Thursday, December 15, 2011

Four Calling Birds: The Shoe's on the Other Foot


How do you stop children from growing up so fast? I am not talking about not believing in Santa Claus or understanding sarcasm or even the subtle humor of a particularly randy episode of “Modern Family.” I mean actual physical growth. Slow it down, kids. What is the big hurry?

My baby daughter, S, who will only be nine for another month, announced to me this afternoon on the way to her dance class that she needs new jazz shoes. Jazz shoes. These are not the kind of shoes you can get at BOGO sale at the Payless. Not only does one pair cost as much her entire shoe wardrobe when she was five, but we can only purchase them at a dance supply store, which is the dancy equivalent of Home Depot. I don’t want spend my money or my time in either business, and I have no idea what to do with anything from either one once I get it home.

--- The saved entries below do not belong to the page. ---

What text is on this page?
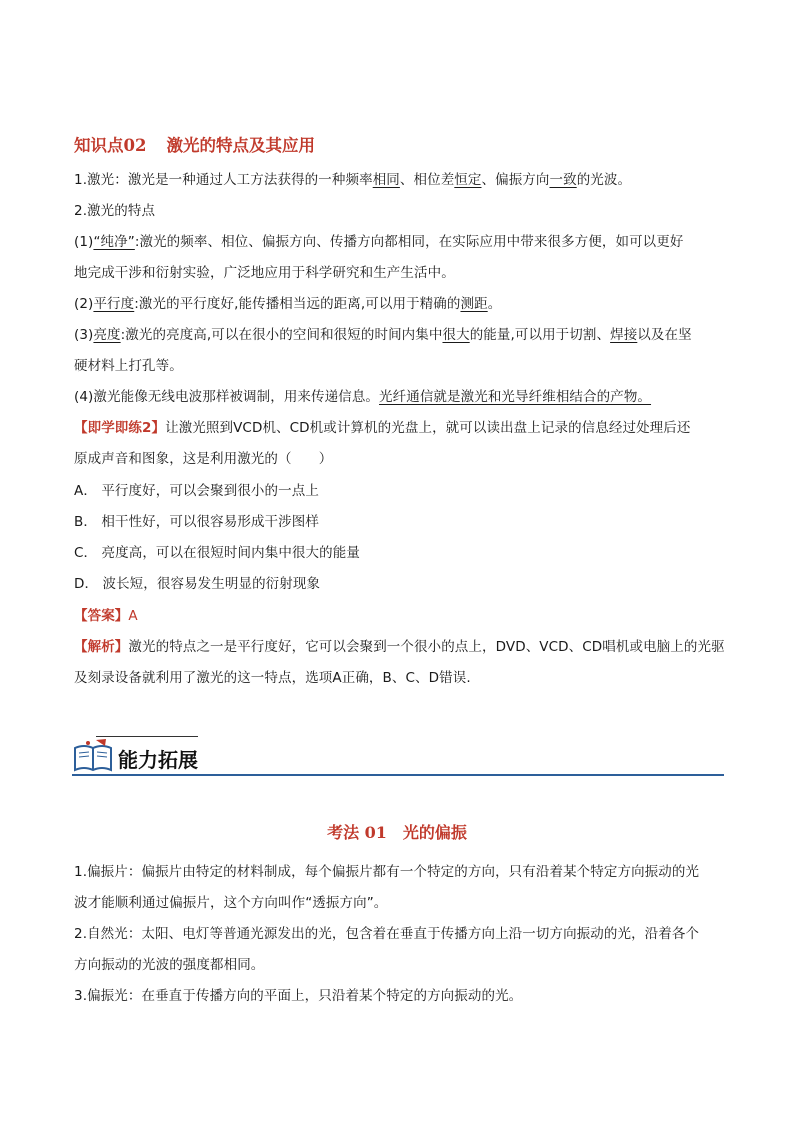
知识点02 激光的特点及其应用
1.激光：激光是一种通过人工方法获得的一种频率相同、相位差恒定、偏振方向一致的光波。
2.激光的特点
(1)“纯净”:激光的频率、相位、偏振方向、传播方向都相同，在实际应用中带来很多方便，如可以更好
地完成干涉和衍射实验，广泛地应用于科学研究和生产生活中。
(2)平行度:激光的平行度好,能传播相当远的距离,可以用于精确的测距。
(3)亮度:激光的亮度高,可以在很小的空间和很短的时间内集中很大的能量,可以用于切割、焊接以及在坚
硬材料上打孔等。
(4)激光能像无线电波那样被调制，用来传递信息。光纤通信就是激光和光导纤维相结合的产物。
【即学即练2】让激光照到VCD机、CD机或计算机的光盘上，就可以读出盘上记录的信息经过处理后还
原成声音和图象，这是利用激光的（　　）
A． 平行度好，可以会聚到很小的一点上
B． 相干性好，可以很容易形成干涉图样
C． 亮度高，可以在很短时间内集中很大的能量
D． 波长短，很容易发生明显的衍射现象
【答案】A
【解析】激光的特点之一是平行度好，它可以会聚到一个很小的点上，DVD、VCD、CD唱机或电脑上的光驱
及刻录设备就利用了激光的这一特点，选项A正确，B、C、D错误.
能力拓展
考法 01 光的偏振
1.偏振片：偏振片由特定的材料制成，每个偏振片都有一个特定的方向，只有沿着某个特定方向振动的光
波才能顺利通过偏振片，这个方向叫作“透振方向”。
2.自然光：太阳、电灯等普通光源发出的光，包含着在垂直于传播方向上沿一切方向振动的光，沿着各个
方向振动的光波的强度都相同。
3.偏振光：在垂直于传播方向的平面上，只沿着某个特定的方向振动的光。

Shoe shopping with S is worse than going to a funeral home. My kid has a thing about shoes, but the opposite thing from me, which is to say, she hates them. She doesn’t like picking them out, trying them on, bringing them home, or wearing them. She doesn’t want to leave the store in her new pair of kicks or show them off to her friends. She wants her old shoes to fit forever; she is the Peter Pan of footwear.

Mostly, she doesn’t want to accept that as her feet grow larger, she has to deal with things like laces instead of Velcro, or that shoes for bigger feet no longer glow in the dark or light up or make noises or do any of the other things that little kid shoes do. To top it off, she has my husband’s feet, poor thing. Narrow at the heel and wide across the toe, not unlike duck feet, only with no webbing between the toes. Shoes don’t fit well on duck feet. Have you seen Daisy Duck’s pumps? Talk about gaping.

S told me she needed new jazz shoes, and followed that by saying her Crocs don’t fit anymore either. Crocs are another shoe that should be for children’s feet only. They are made of an old trash can, they come in Crayola box colors, they have holes in which you can stick a bunch of overpriced crappy doodads, and they make everyone who wears them look like they need occupational therapy for a brain injury. Kids can at least get away with wearing Crocs since they fall under the convenient slip-on category of footwear. Adults just look like dumbasses. I don’t want to buy Crocs for my child in an adult size. They should not even be available in adult sizes.

The truth is, she and I now wear the same size shoe. My nine year old and I have the same size foot. That’s just wrong. By the time her feet stop growing, she is going to have to shop in the drag queen shoe department. And while we wear the same size, we do not share the same taste, so it’s not like I can buy shoes for both of us to wear. Especially since I don’t need any Crocs or jazz shoes.

Here’s the breakdown. I wear a seven. S now wears a seven. And E, my twelve year old daughter, is almost in an eight. Do you have any idea how much it costs to keep three women in shoes? At this rate, one of those kids isn’t going to have a college fund. Maybe we can make our shoes out of duct tape and cardboard, or one of us can strap the cats on our feet. They would make a great pair of homemade Uggs.

I have to stunt this growth somehow. Tomorrow, it’s black coffee and cigarettes for breakfast.

1 comment:

Lisa said...

Remember your favorite childhood game to suppress the boredom of shopping with mom? "Find the Ugliset Pair of Shoes" and Wear- them-Around-the-Store. Always good for a laugh, and possibly a smack.